We see the lively-minded Christopher Robin Milne chiefly at the age of eight, when he is played by Will Tilston. It is a phenomenal performance when the pinnacle of his previous acting career was the donkey in his school’s Nativity play.
Imagination is defined as “forming a mental concept of what is not actually present to the senses”. Young Will’s Christopher Robin (aka Billy Moon) carries great conviction. Winnie the Pooh and the bear’s friends come alive not just for him: by being invited into this world, his father rediscovers childhood and can now travel hopefully.
Christopher has peopled his imagination with characters who display both the glories and frailities of humanity itself. A breakthrough moment comes after Milne overhears the nanny, Olive (Kelly Macdonald), praying with the boy. Out of this arises the poem “Vespers” (“Hush, hush, whisper who dares”), written for the absent Daphne, who gets it published in the magazine Vanity Fair, to great acclaim.
The popularity of subsequent books of verses and Winnie the Pooh stories compromises the parents’ relationship with Christopher Robin. Predating Shirley Temple and other child stars, he’s a brand product, as caged as the London Zoo bear he visits.

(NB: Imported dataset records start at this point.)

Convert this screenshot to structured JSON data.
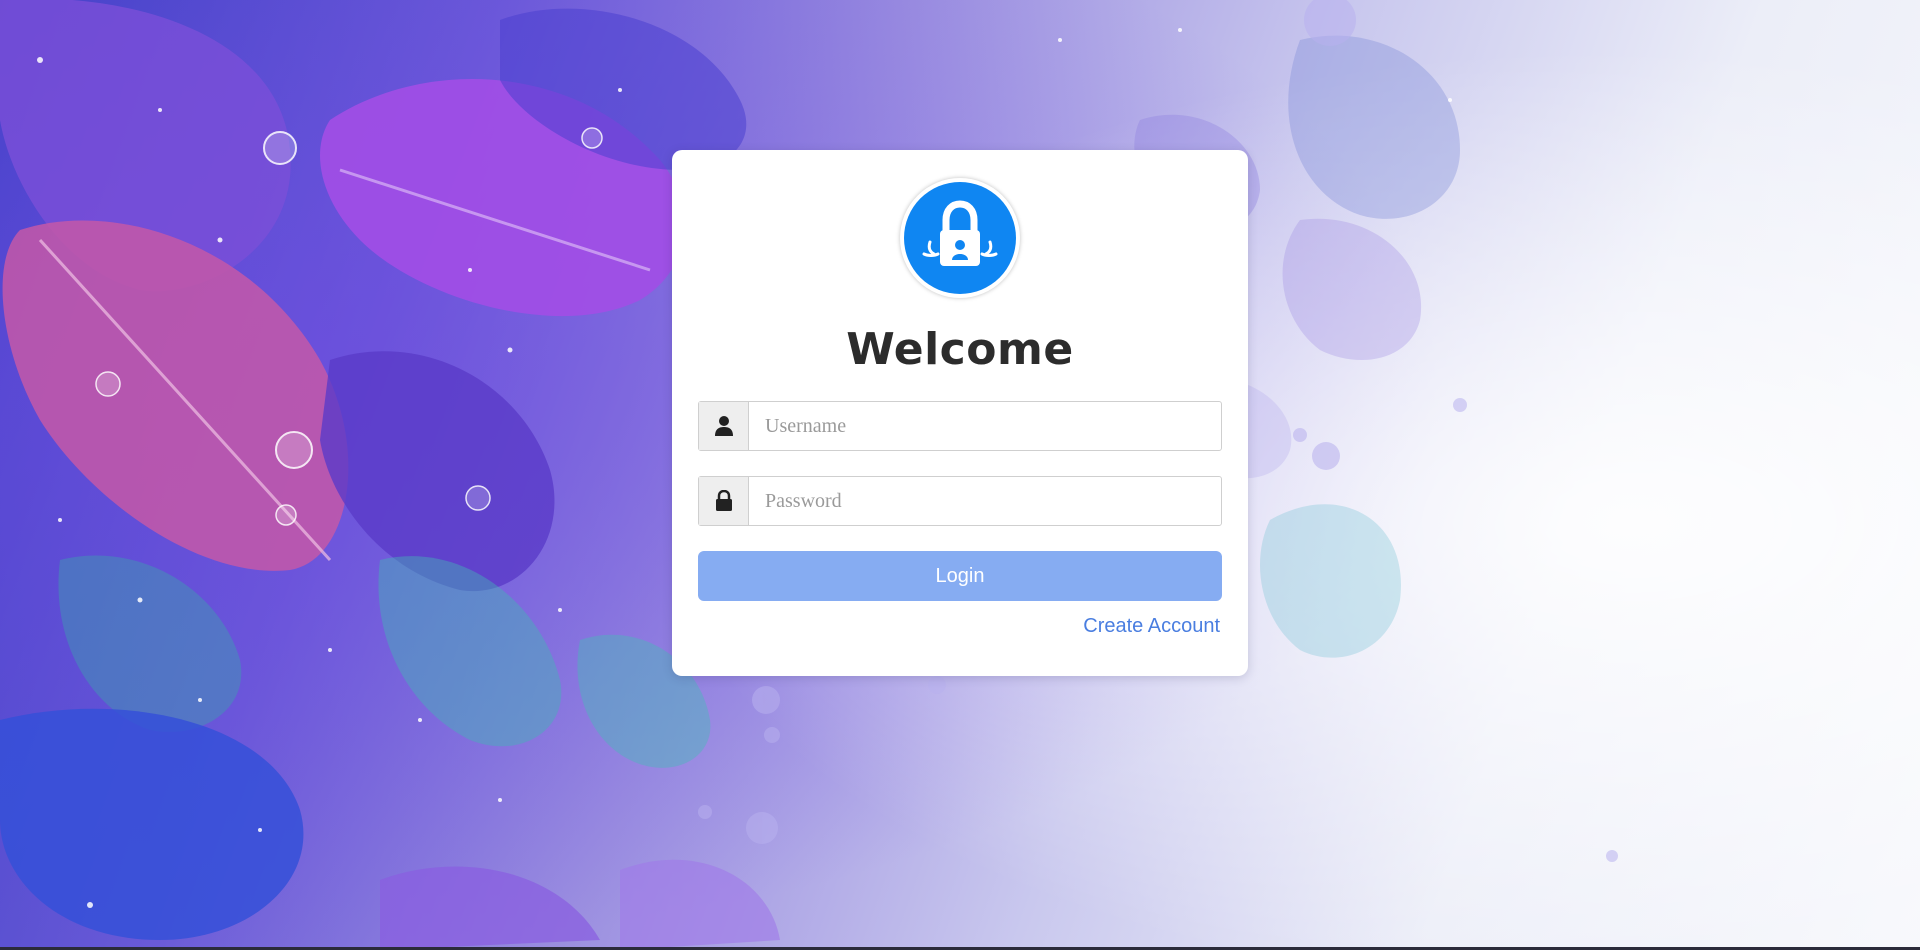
{
  "login": {
    "title": "Welcome",
    "username_placeholder": "Username",
    "password_placeholder": "Password",
    "login_label": "Login",
    "create_account_label": "Create Account",
    "logo_icon": "padlock-icon",
    "username_icon": "user-icon",
    "password_icon": "lock-icon"
  },
  "colors": {
    "logo_blue": "#0f86f2",
    "login_button": "#86acf2",
    "link": "#4a7ee0",
    "title_text": "#2c2c2c"
  }
}
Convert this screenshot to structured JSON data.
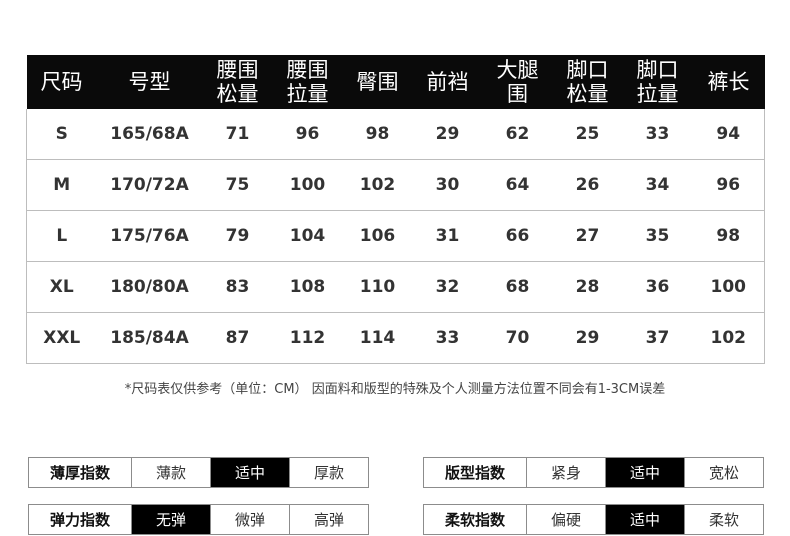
{
  "table": {
    "headers": [
      [
        "尺码"
      ],
      [
        "号型"
      ],
      [
        "腰围",
        "松量"
      ],
      [
        "腰围",
        "拉量"
      ],
      [
        "臀围"
      ],
      [
        "前裆"
      ],
      [
        "大腿",
        "围"
      ],
      [
        "脚口",
        "松量"
      ],
      [
        "脚口",
        "拉量"
      ],
      [
        "裤长"
      ]
    ],
    "rows": [
      [
        "S",
        "165/68A",
        "71",
        "96",
        "98",
        "29",
        "62",
        "25",
        "33",
        "94"
      ],
      [
        "M",
        "170/72A",
        "75",
        "100",
        "102",
        "30",
        "64",
        "26",
        "34",
        "96"
      ],
      [
        "L",
        "175/76A",
        "79",
        "104",
        "106",
        "31",
        "66",
        "27",
        "35",
        "98"
      ],
      [
        "XL",
        "180/80A",
        "83",
        "108",
        "110",
        "32",
        "68",
        "28",
        "36",
        "100"
      ],
      [
        "XXL",
        "185/84A",
        "87",
        "112",
        "114",
        "33",
        "70",
        "29",
        "37",
        "102"
      ]
    ]
  },
  "note": "*尺码表仅供参考（单位：CM） 因面料和版型的特殊及个人测量方法位置不同会有1-3CM误差",
  "indices": [
    {
      "label": "薄厚指数",
      "options": [
        "薄款",
        "适中",
        "厚款"
      ],
      "selected": 1
    },
    {
      "label": "版型指数",
      "options": [
        "紧身",
        "适中",
        "宽松"
      ],
      "selected": 1
    },
    {
      "label": "弹力指数",
      "options": [
        "无弹",
        "微弹",
        "高弹"
      ],
      "selected": 0
    },
    {
      "label": "柔软指数",
      "options": [
        "偏硬",
        "适中",
        "柔软"
      ],
      "selected": 1
    }
  ]
}
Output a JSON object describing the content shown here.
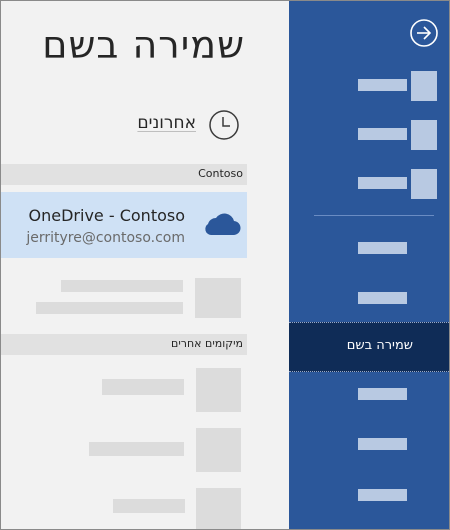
{
  "page": {
    "title": "שמירה בשם"
  },
  "recent": {
    "label": "אחרונים"
  },
  "sections": {
    "contoso": "Contoso",
    "other_locations": "מיקומים אחרים"
  },
  "onedrive": {
    "name": "OneDrive - Contoso",
    "email": "jerrityre@contoso.com"
  },
  "rail": {
    "selected_label": "שמירה בשם"
  },
  "colors": {
    "rail_bg": "#2b579a",
    "rail_selected": "#0f2c57",
    "onedrive_highlight": "#cfe1f5",
    "cloud": "#2b579a"
  }
}
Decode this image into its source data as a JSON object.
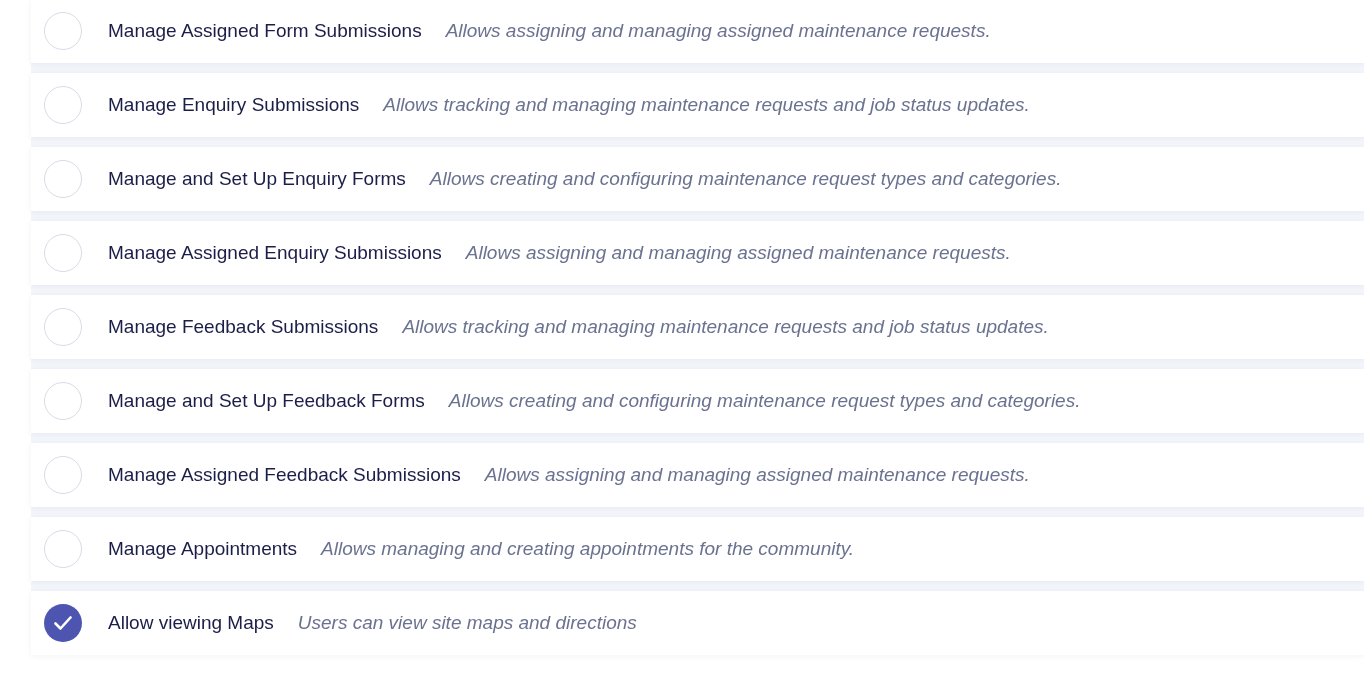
{
  "permissions": [
    {
      "title": "Manage Assigned Form Submissions",
      "description": "Allows assigning and managing assigned maintenance requests.",
      "checked": false
    },
    {
      "title": "Manage Enquiry Submissions",
      "description": "Allows tracking and managing maintenance requests and job status updates.",
      "checked": false
    },
    {
      "title": "Manage and Set Up Enquiry Forms",
      "description": "Allows creating and configuring maintenance request types and categories.",
      "checked": false
    },
    {
      "title": "Manage Assigned Enquiry Submissions",
      "description": "Allows assigning and managing assigned maintenance requests.",
      "checked": false
    },
    {
      "title": "Manage Feedback Submissions",
      "description": "Allows tracking and managing maintenance requests and job status updates.",
      "checked": false
    },
    {
      "title": "Manage and Set Up Feedback Forms",
      "description": "Allows creating and configuring maintenance request types and categories.",
      "checked": false
    },
    {
      "title": "Manage Assigned Feedback Submissions",
      "description": "Allows assigning and managing assigned maintenance requests.",
      "checked": false
    },
    {
      "title": "Manage Appointments",
      "description": "Allows managing and creating appointments for the community.",
      "checked": false
    },
    {
      "title": "Allow viewing Maps",
      "description": "Users can view site maps and directions",
      "checked": true
    }
  ]
}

The story develops into one of recovering childhood, that of the couple’s son, but also their own. They have gained the whole world, but, unless they become like little children again, they will never experience joy.
Milne, in reminding so many readers of what happiness could be, has, as it were, cast himself out of Eden in the process. There follows a long road back home, one requiring the parents to recapture that sense of awe and wonder which their son had invoked in them so long ago.